Rechtspraak
Rechtbank Amsterdam, 11 maart 2011
ECLI:NL:RBAMS:2011:BP7454
Raad van commissarissen Organon Bio. c.s./Merck : Co. Inc. c.s.
Merck Inc. is een wereldwijd opererend farmaceutisch bedrijf. Op 8 juli 2010 heeft Merck Inc. een nieuwe netwerkstrategie bekendgemaakt. Onderdeel van die nieuwe strategie is een vermindering van het aantal researchafdelingen. Organon Biosciences is een dochteronderneming van Merck Inc. Organon is een dochteronderneming van Organon Biosciences. De nieuwe netwerkstrategie betekent voor Organon dat zij niet langer researchwerk voor het Merck-concern kan verrichten waardoor de betreffende afdeling Merck Research Laboratories Oss/Schaijk (MRL), mogelijk gesloten zou moeten worden. Hierdoor loopt de werkgelegenheid van ongeveer 1100 werknemers gevaar. Op 1 september 2010 is een overeenkomst (hierna: de Overeenkomst) tot stand gekomen tussen Merck Inc., Organon en Organon Biosciences enerzijds en de raad van commissarissen, de ondernemingsraad en vakbonden anderzijds. Op grond van deze overeenkomst is er een Advisory Body tot stand gekomen die onder meer heeft onderzocht of er alternatieven zijn voor het voorgenomen besluit van Merck.
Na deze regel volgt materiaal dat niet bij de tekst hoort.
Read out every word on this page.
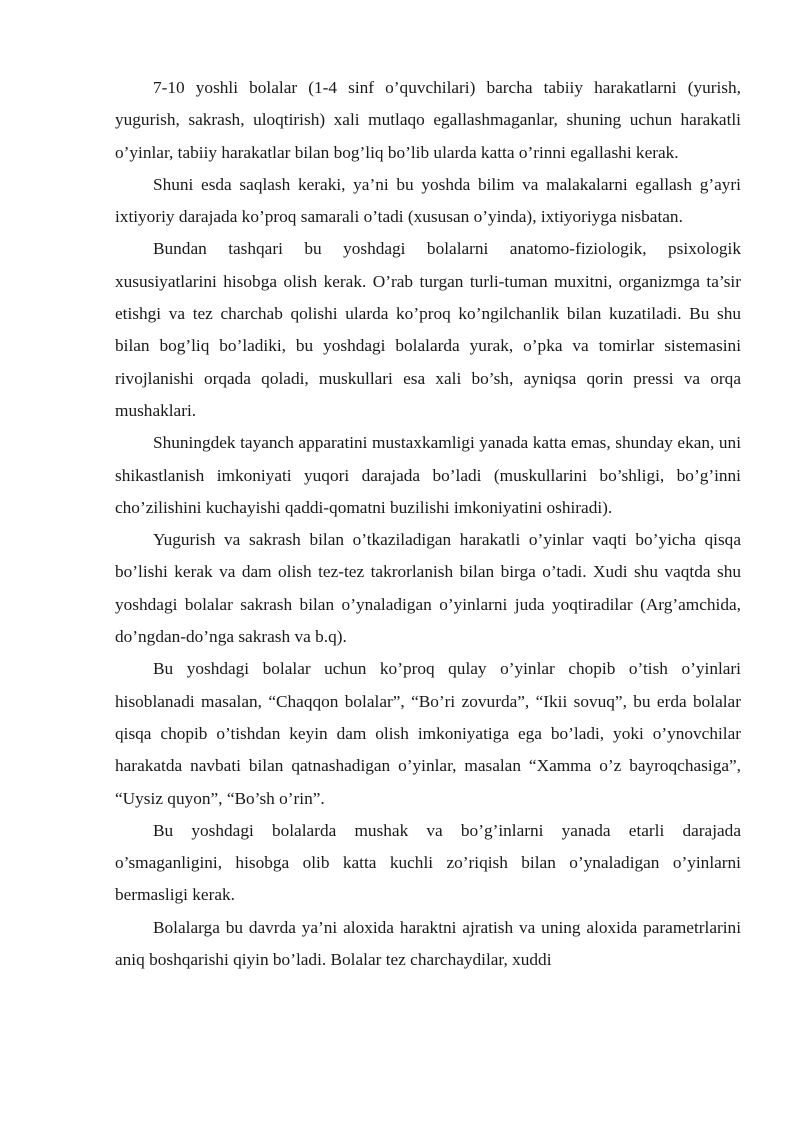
7-10 yoshli bolalar (1-4 sinf o’quvchilari) barcha tabiiy harakatlarni (yurish, yugurish, sakrash, uloqtirish) xali mutlaqo egallashmaganlar, shuning uchun harakatli o’yinlar, tabiiy harakatlar bilan bog’liq bo’lib ularda katta o’rinni egallashi kerak.

Shuni esda saqlash keraki, ya’ni bu yoshda bilim va malakalarni egallash g’ayri ixtiyoriy darajada ko’proq samarali o’tadi (xususan o’yinda), ixtiyoriyga nisbatan.

Bundan tashqari bu yoshdagi bolalarni anatomo-fiziologik, psixologik xususiyatlarini hisobga olish kerak. O’rab turgan turli-tuman muxitni, organizmga ta’sir etishgi va tez charchab qolishi ularda ko’proq ko’ngilchanlik bilan kuzatiladi. Bu shu bilan bog’liq bo’ladiki, bu yoshdagi bolalarda yurak, o’pka va tomirlar sistemasini rivojlanishi orqada qoladi, muskullari esa xali bo’sh, ayniqsa qorin pressi va orqa mushaklari.

Shuningdek tayanch apparatini mustaxkamligi yanada katta emas, shunday ekan, uni shikastlanish imkoniyati yuqori darajada bo’ladi (muskullarini bo’shligi, bo’g’inni cho’zilishini kuchayishi qaddi-qomatni buzilishi imkoniyatini oshiradi).

Yugurish va sakrash bilan o’tkaziladigan harakatli o’yinlar vaqti bo’yicha qisqa bo’lishi kerak va dam olish tez-tez takrorlanish bilan birga o’tadi. Xudi shu vaqtda shu yoshdagi bolalar sakrash bilan o’ynaladigan o’yinlarni juda yoqtiradilar (Arg’amchida, do’ngdan-do’nga sakrash va b.q).

Bu yoshdagi bolalar uchun ko’proq qulay o’yinlar chopib o’tish o’yinlari hisoblanadi masalan, “Chaqqon bolalar”, “Bo’ri zovurda”, “Ikii sovuq”, bu erda bolalar qisqa chopib o’tishdan keyin dam olish imkoniyatiga ega bo’ladi, yoki o’ynovchilar harakatda navbati bilan qatnashadigan o’yinlar, masalan “Xamma o’z bayroqchasiga”, “Uysiz quyon”, “Bo’sh o’rin”.

Bu yoshdagi bolalarda mushak va bo’g’inlarni yanada etarli darajada o’smaganligini, hisobga olib katta kuchli zo’riqish bilan o’ynaladigan o’yinlarni bermasligi kerak.

Bolalarga bu davrda ya’ni aloxida haraktni ajratish va uning aloxida parametrlarini aniq boshqarishi qiyin bo’ladi. Bolalar tez charchaydilar, xuddi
Er heeft zich een potentiƫle koper aangediend. De voorstellen van deze koper zijn echter door Merck afgewezen. Eisers (RvC, OR en vakbonden) stellen dat Merck c.s. in strijd handelt met de Overeenkomst door zonder haar vooraf advies te hebben gevraagd het bod van partij X definitief af te wijzen. Het inhoudelijke geschil tussen partijen betreft naar de kern genomen de vraag of de Overeenkomst is nagekomen. Eisers (RvC, OR en vakbonden) stellen dat dit niet het geval is en vorderen dat Merck c.s. wordt veroordeeld daartoe alsnog over te gaan. Daarbij vragen zij tevens veroordeling van Merck c.s. tot datgene wat naar hun mening noodzakelijkerwijs uit nakoming van de Overeenkomst voortvloeit, te weten het alsnog sluiten van een overeenkomst met partij X, subsidiair het voortzetten van onderhandelingen met die partij.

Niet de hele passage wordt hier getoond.